Recovery teams have resumed their search in hazardous terrain after a passenger plane plunged into a mountainside killing all 150 people on board.
Investigators are also examining the black box voice recorder of the doomed Germanwings aircraft in the hunt for clues as to what caused the Airbus A320 to crash in the French Alps without issuing a mayday call.
:: Click here for the latest update on the plane crash
Meanwhile, Foreign Secretary Philip Hammond said it was "likely that there were some British nationals" on the Airbus A320.
Overnight rain and snow at the crash site has made the rocky ravine slippery, increasing problems in reaching the area.
Images of the area show the plane had completely disintegrated, with the fuselage smashed into small pieces, the largest of which is about the size of a small car.
The plane was en route from Barcelona in Spain, to Dusseldorf, Germany, when it came down on Tuesday morning less than an hour into its flight at Meolans-Revels, between Barcelonnette and Digne.

None of the 144 passengers and six crew survived the crash.
Among those on board were 16 children and two teachers from the same school in Haltern Am See in Germany were on the plane, returning home after an exchange visit.
The mayor of a town close to the site of the crash has said the families of those killed are expected to begin arriving in the town on Wednesday morning.
The French authorities said although the black box had been damaged, it is thought to be "useable".

Although officials insist no cause has been ruled out, terrorism is not considered likely.
Officials said flight 4U 9525, which took off at 10.01am (9.01am UK time), had started descending one minute after reaching its cruising height.
It then plummeted from 38,000ft to 6,800ft in eight minutes before crashing - dropping about 4,000ft a minute.
French aviation authorities said the plane did not issue a distress call and had lost radio contact with air traffic controllers at 10.53am.
Germanwings said the plane had a normal service at Dusseldorf on Monday and its last major check-up was in the summer of 2013. Experts have said the A320 has a relatively good safety record .
However, some Lufthansa crews are refusing to fly "for personal reasons" which has led to a number of flights being cancelled, the airline admitted.
German foreign minister Frank-Walter Steinmeier was flown over the site and called it "a picture of horror" .

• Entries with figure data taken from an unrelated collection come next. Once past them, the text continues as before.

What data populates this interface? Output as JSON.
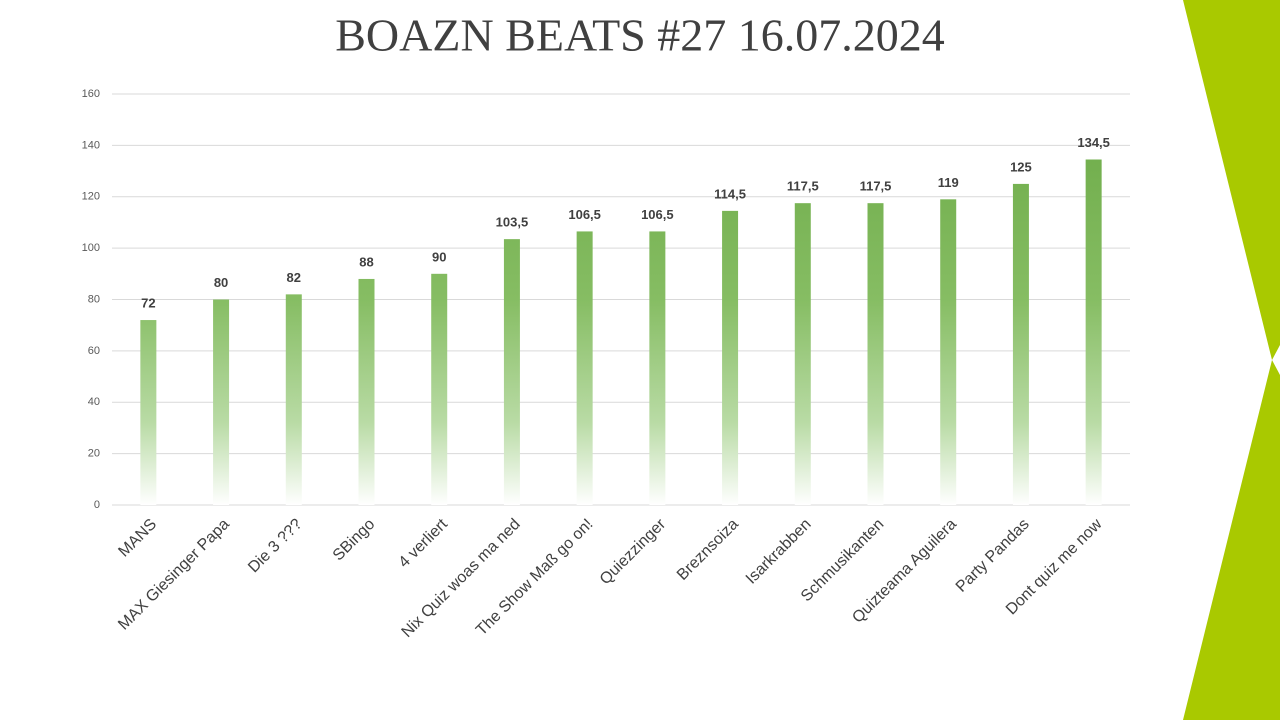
{
  "chart_data": {
    "type": "bar",
    "title": "BOAZN BEATS #27 16.07.2024",
    "categories": [
      "MANS",
      "MAX Giesinger Papa",
      "Die 3 ???",
      "SBingo",
      "4 verliert",
      "Nix Quiz woas ma ned",
      "The Show Maß go on!",
      "Quiezzinger",
      "Breznsoiza",
      "Isarkrabben",
      "Schmusikanten",
      "Quizteama Aguilera",
      "Party Pandas",
      "Dont quiz me now"
    ],
    "values": [
      72,
      80,
      82,
      88,
      90,
      103.5,
      106.5,
      106.5,
      114.5,
      117.5,
      117.5,
      119,
      125,
      134.5
    ],
    "value_labels": [
      "72",
      "80",
      "82",
      "88",
      "90",
      "103,5",
      "106,5",
      "106,5",
      "114,5",
      "117,5",
      "117,5",
      "119",
      "125",
      "134,5"
    ],
    "color": "#70ad47",
    "ylim": [
      0,
      160
    ],
    "yticks": [
      0,
      20,
      40,
      60,
      80,
      100,
      120,
      140,
      160
    ],
    "grid": true
  }
}
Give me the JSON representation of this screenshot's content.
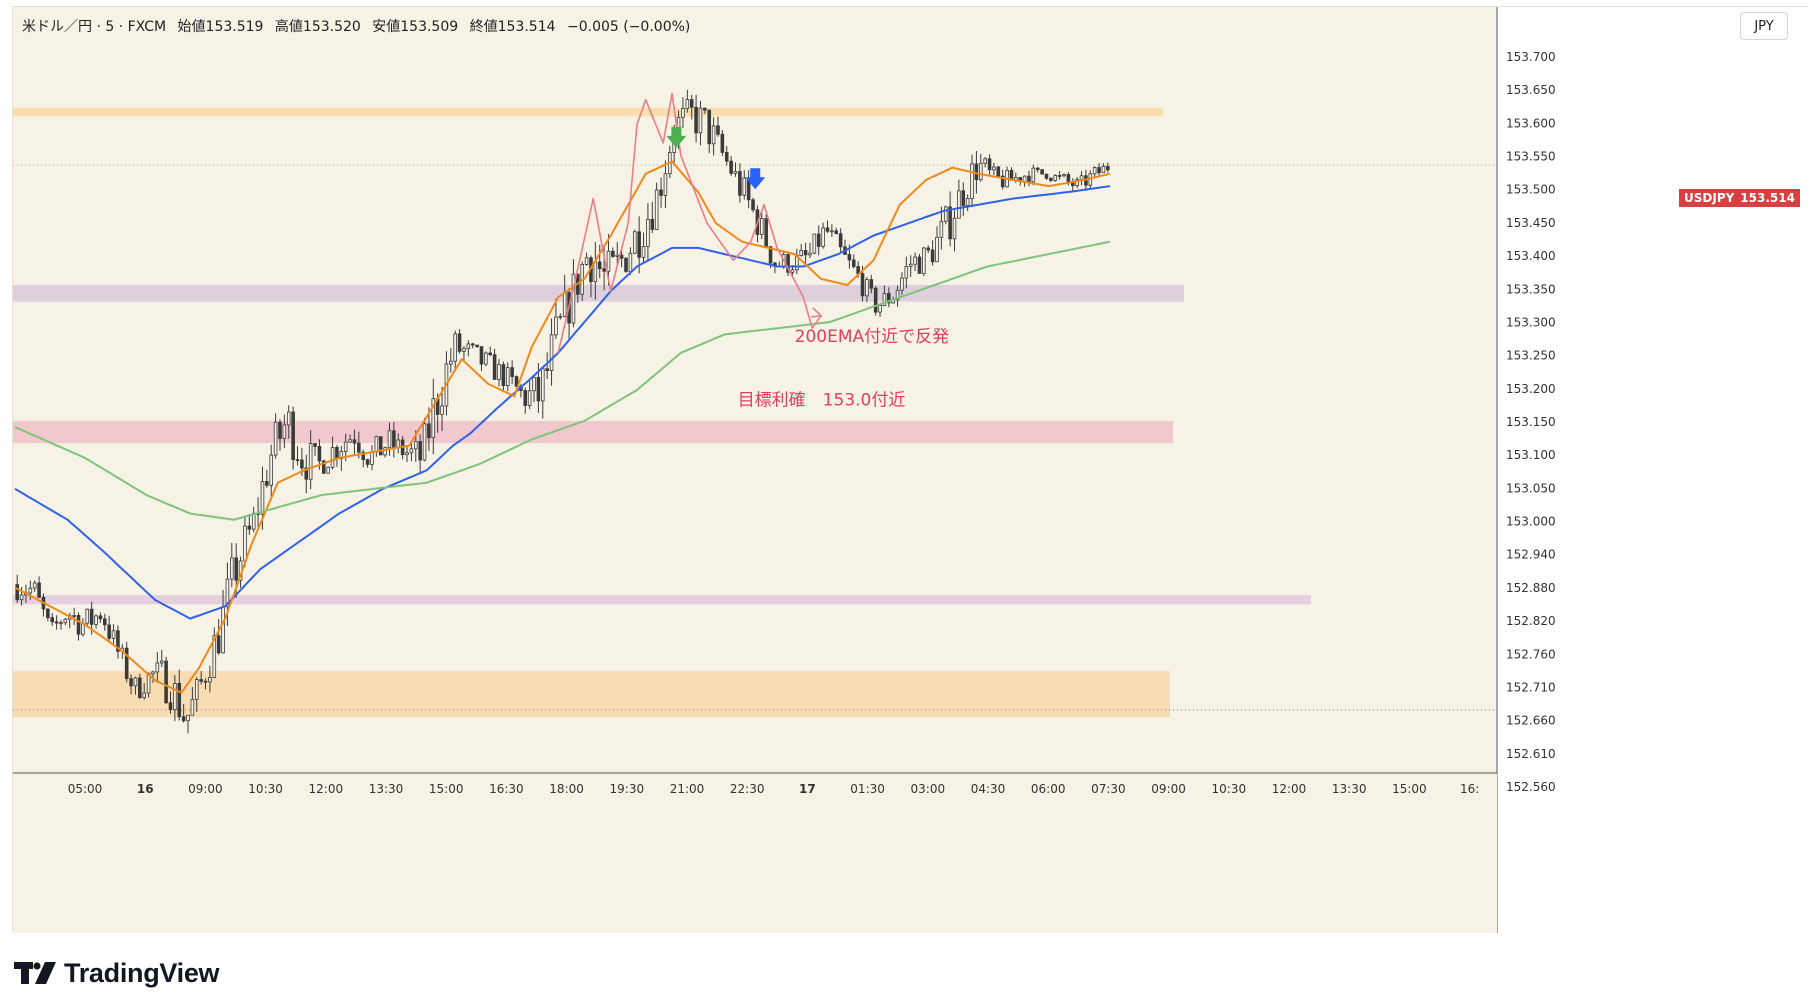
{
  "legend": {
    "symbol": "米ドル／円 · 5 · FXCM",
    "open": "始値153.519",
    "high": "高値153.520",
    "low": "安値153.509",
    "close": "終値153.514",
    "change": "−0.005 (−0.00%)"
  },
  "currency_button": "JPY",
  "price_tag": {
    "symbol": "USDJPY",
    "price": "153.514"
  },
  "branding": {
    "logo_text": "TradingView"
  },
  "colors": {
    "background": "#f6f2e6",
    "ema_fast": "#ef8a1a",
    "ema_mid": "#2f62e8",
    "ema_200": "#7ec47a",
    "candle": "#3a3a3a",
    "annotation": "#e0405a",
    "zigzag": "#ec7c86",
    "price_tag": "#d83f3f",
    "arrow_green": "#4caf50",
    "arrow_blue": "#2962ff"
  },
  "chart_data": {
    "type": "candlestick",
    "y_axis": {
      "ylim": [
        152.53,
        153.77
      ],
      "tick_labels": [
        "153.700",
        "153.650",
        "153.600",
        "153.550",
        "153.500",
        "153.450",
        "153.400",
        "153.350",
        "153.300",
        "153.250",
        "153.200",
        "153.150",
        "153.100",
        "153.050",
        "153.000",
        "152.940",
        "152.880",
        "152.820",
        "152.760",
        "152.710",
        "152.660",
        "152.610",
        "152.560"
      ]
    },
    "x_axis": {
      "tick_labels": [
        "05:00",
        "16",
        "09:00",
        "10:30",
        "12:00",
        "13:30",
        "15:00",
        "16:30",
        "18:00",
        "19:30",
        "21:00",
        "22:30",
        "17",
        "01:30",
        "03:00",
        "04:30",
        "06:00",
        "07:30",
        "09:00",
        "10:30",
        "12:00",
        "13:30",
        "15:00",
        "16:"
      ],
      "bold_labels": [
        "16",
        "17"
      ]
    },
    "last_price": 153.514,
    "zones": [
      {
        "y1": 153.593,
        "y2": 153.607,
        "color": "#f9deb0"
      },
      {
        "y1": 153.293,
        "y2": 153.32,
        "color": "#ddd0dc"
      },
      {
        "y1": 153.064,
        "y2": 153.1,
        "color": "#f2c8cf"
      },
      {
        "y1": 152.803,
        "y2": 152.818,
        "color": "#e6d0e0"
      },
      {
        "y1": 152.62,
        "y2": 152.695,
        "color": "#f8ddb4"
      }
    ],
    "key_levels": [
      {
        "value": 153.597,
        "label": "153.600"
      },
      {
        "value": 153.305,
        "label": "153.300"
      },
      {
        "value": 153.083,
        "label": "153.100"
      },
      {
        "value": 152.811,
        "label": "152.820"
      },
      {
        "value": 152.637,
        "label": "152.660"
      }
    ],
    "price_path": [
      [
        152.87,
        152.8
      ],
      [
        152.86,
        152.79
      ],
      [
        152.78,
        152.74
      ],
      [
        152.82,
        152.76
      ],
      [
        152.81,
        152.73
      ],
      [
        152.82,
        152.76
      ],
      [
        152.76,
        152.69
      ],
      [
        152.7,
        152.63
      ],
      [
        152.72,
        152.66
      ],
      [
        152.74,
        152.62
      ],
      [
        152.66,
        152.57
      ],
      [
        152.72,
        152.64
      ],
      [
        152.82,
        152.7
      ],
      [
        152.93,
        152.8
      ],
      [
        152.98,
        152.88
      ],
      [
        153.1,
        152.98
      ],
      [
        153.16,
        153.04
      ],
      [
        153.1,
        152.98
      ],
      [
        153.06,
        153.0
      ],
      [
        153.1,
        153.02
      ],
      [
        153.12,
        153.04
      ],
      [
        153.08,
        153.0
      ],
      [
        153.1,
        153.03
      ],
      [
        153.08,
        153.02
      ],
      [
        153.09,
        152.99
      ],
      [
        153.22,
        153.07
      ],
      [
        153.26,
        153.18
      ],
      [
        153.24,
        153.17
      ],
      [
        153.22,
        153.16
      ],
      [
        153.2,
        153.14
      ],
      [
        153.18,
        153.1
      ],
      [
        153.2,
        153.08
      ],
      [
        153.3,
        153.16
      ],
      [
        153.36,
        153.26
      ],
      [
        153.46,
        153.3
      ],
      [
        153.4,
        153.24
      ],
      [
        153.42,
        153.31
      ],
      [
        153.47,
        153.35
      ],
      [
        153.52,
        153.41
      ],
      [
        153.62,
        153.53
      ],
      [
        153.64,
        153.55
      ],
      [
        153.63,
        153.52
      ],
      [
        153.55,
        153.5
      ],
      [
        153.52,
        153.43
      ],
      [
        153.46,
        153.38
      ],
      [
        153.39,
        153.32
      ],
      [
        153.38,
        153.33
      ],
      [
        153.4,
        153.33
      ],
      [
        153.44,
        153.38
      ],
      [
        153.4,
        153.33
      ],
      [
        153.36,
        153.3
      ],
      [
        153.31,
        153.26
      ],
      [
        153.34,
        153.27
      ],
      [
        153.39,
        153.32
      ],
      [
        153.4,
        153.33
      ],
      [
        153.46,
        153.35
      ],
      [
        153.51,
        153.42
      ],
      [
        153.56,
        153.47
      ],
      [
        153.52,
        153.46
      ],
      [
        153.51,
        153.47
      ],
      [
        153.52,
        153.48
      ],
      [
        153.51,
        153.49
      ],
      [
        153.51,
        153.47
      ],
      [
        153.5,
        153.46
      ],
      [
        153.52,
        153.48
      ],
      [
        153.53,
        153.5
      ]
    ],
    "series": [
      {
        "type": "line",
        "color": "#2f62e8",
        "values": [
          [
            0,
            152.99
          ],
          [
            12,
            152.94
          ],
          [
            20,
            152.89
          ],
          [
            26,
            152.85
          ],
          [
            32,
            152.81
          ],
          [
            40,
            152.78
          ],
          [
            48,
            152.8
          ],
          [
            56,
            152.86
          ],
          [
            64,
            152.9
          ],
          [
            74,
            152.95
          ],
          [
            84,
            152.99
          ],
          [
            94,
            153.02
          ],
          [
            100,
            153.06
          ],
          [
            104,
            153.08
          ],
          [
            110,
            153.12
          ],
          [
            118,
            153.17
          ],
          [
            124,
            153.21
          ],
          [
            130,
            153.26
          ],
          [
            136,
            153.31
          ],
          [
            142,
            153.35
          ],
          [
            150,
            153.38
          ],
          [
            156,
            153.38
          ],
          [
            162,
            153.37
          ],
          [
            168,
            153.36
          ],
          [
            174,
            153.35
          ],
          [
            180,
            153.35
          ],
          [
            188,
            153.37
          ],
          [
            196,
            153.4
          ],
          [
            204,
            153.42
          ],
          [
            212,
            153.44
          ],
          [
            220,
            153.45
          ],
          [
            228,
            153.46
          ],
          [
            240,
            153.47
          ],
          [
            250,
            153.48
          ]
        ]
      },
      {
        "type": "line",
        "color": "#ef8a1a",
        "values": [
          [
            0,
            152.83
          ],
          [
            8,
            152.8
          ],
          [
            16,
            152.77
          ],
          [
            24,
            152.73
          ],
          [
            32,
            152.68
          ],
          [
            38,
            152.66
          ],
          [
            42,
            152.7
          ],
          [
            48,
            152.78
          ],
          [
            54,
            152.9
          ],
          [
            60,
            153.0
          ],
          [
            66,
            153.02
          ],
          [
            74,
            153.04
          ],
          [
            82,
            153.05
          ],
          [
            90,
            153.06
          ],
          [
            96,
            153.13
          ],
          [
            102,
            153.2
          ],
          [
            108,
            153.16
          ],
          [
            114,
            153.14
          ],
          [
            118,
            153.22
          ],
          [
            124,
            153.3
          ],
          [
            130,
            153.33
          ],
          [
            136,
            153.4
          ],
          [
            144,
            153.5
          ],
          [
            150,
            153.52
          ],
          [
            156,
            153.47
          ],
          [
            160,
            153.42
          ],
          [
            166,
            153.39
          ],
          [
            172,
            153.38
          ],
          [
            178,
            153.37
          ],
          [
            184,
            153.33
          ],
          [
            190,
            153.32
          ],
          [
            196,
            153.36
          ],
          [
            202,
            153.45
          ],
          [
            208,
            153.49
          ],
          [
            214,
            153.51
          ],
          [
            220,
            153.5
          ],
          [
            228,
            153.49
          ],
          [
            236,
            153.48
          ],
          [
            244,
            153.49
          ],
          [
            250,
            153.5
          ]
        ]
      },
      {
        "type": "line",
        "color": "#7ec47a",
        "values": [
          [
            0,
            153.09
          ],
          [
            16,
            153.04
          ],
          [
            30,
            152.98
          ],
          [
            40,
            152.95
          ],
          [
            50,
            152.94
          ],
          [
            60,
            152.96
          ],
          [
            70,
            152.98
          ],
          [
            82,
            152.99
          ],
          [
            94,
            153.0
          ],
          [
            106,
            153.03
          ],
          [
            118,
            153.07
          ],
          [
            130,
            153.1
          ],
          [
            142,
            153.15
          ],
          [
            152,
            153.21
          ],
          [
            162,
            153.24
          ],
          [
            174,
            153.25
          ],
          [
            186,
            153.26
          ],
          [
            198,
            153.29
          ],
          [
            210,
            153.32
          ],
          [
            222,
            153.35
          ],
          [
            236,
            153.37
          ],
          [
            250,
            153.39
          ]
        ]
      }
    ],
    "zigzag": [
      [
        124,
        153.21
      ],
      [
        128,
        153.33
      ],
      [
        132,
        153.46
      ],
      [
        136,
        153.31
      ],
      [
        140,
        153.42
      ],
      [
        142,
        153.58
      ],
      [
        144,
        153.62
      ],
      [
        148,
        153.55
      ],
      [
        150,
        153.63
      ],
      [
        152,
        153.53
      ],
      [
        158,
        153.42
      ],
      [
        164,
        153.36
      ],
      [
        168,
        153.39
      ],
      [
        171,
        153.45
      ],
      [
        174,
        153.38
      ],
      [
        180,
        153.3
      ],
      [
        182,
        153.25
      ],
      [
        184,
        153.27
      ]
    ],
    "arrows": [
      {
        "x": 151,
        "y": 153.555,
        "color": "#4caf50"
      },
      {
        "x": 169,
        "y": 153.488,
        "color": "#2962ff"
      }
    ],
    "annotations": [
      {
        "text": "200EMA付近で反発",
        "x": 178,
        "y": 153.228
      },
      {
        "text": "目標利確　153.0付近",
        "x": 165,
        "y": 153.125
      }
    ]
  }
}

There were believed to be 67 people from Germany on the aircraft, including the school children and German opera singers Oleg Bryjak and Maria Radner.
Forty-five of the passengers are thought to be Spanish and two were Australian.
Marina Bandres, who came from Jaca in the Spanish Pyrenees and lived in Britain, was travelling on the plane with her baby, said Jaca mayor Victor Barrio.
Australian foreign minister Julie Bishop read a statement in parliament from the family of victims Carol Friday and her son Greig, from Victoria.
They said: "Our family is in deep disbelief and crippled with sadness and would like to ask for privacy. Carol was a loving mother of two.
"She celebrated her 68th birthday on March 23. Greig was to turn 30 on 23 April. He was a loving son to Carol and Dave and an exceptional brother to his sister, Alex. He was adored by all his family and friends.

"Carol and Greig were enjoying a few weeks holiday together at the start of his European stay, where Greig was to teach English this year.
"They were both extraordinary and exceptional people who were loved by many, who they loved in return. They will forever be with us in our hearts, memories and dreams."
France's President Francois Hollande said: "It's a tragedy on our soil."
German Chancellor Angela Merkel said her thoughts were "with those people who so suddenly lost their lives, among them many compatriots".
:: Anyone concerned about a relative or friend who may have been on board should call 0207 008 0000, says the Foreign Office.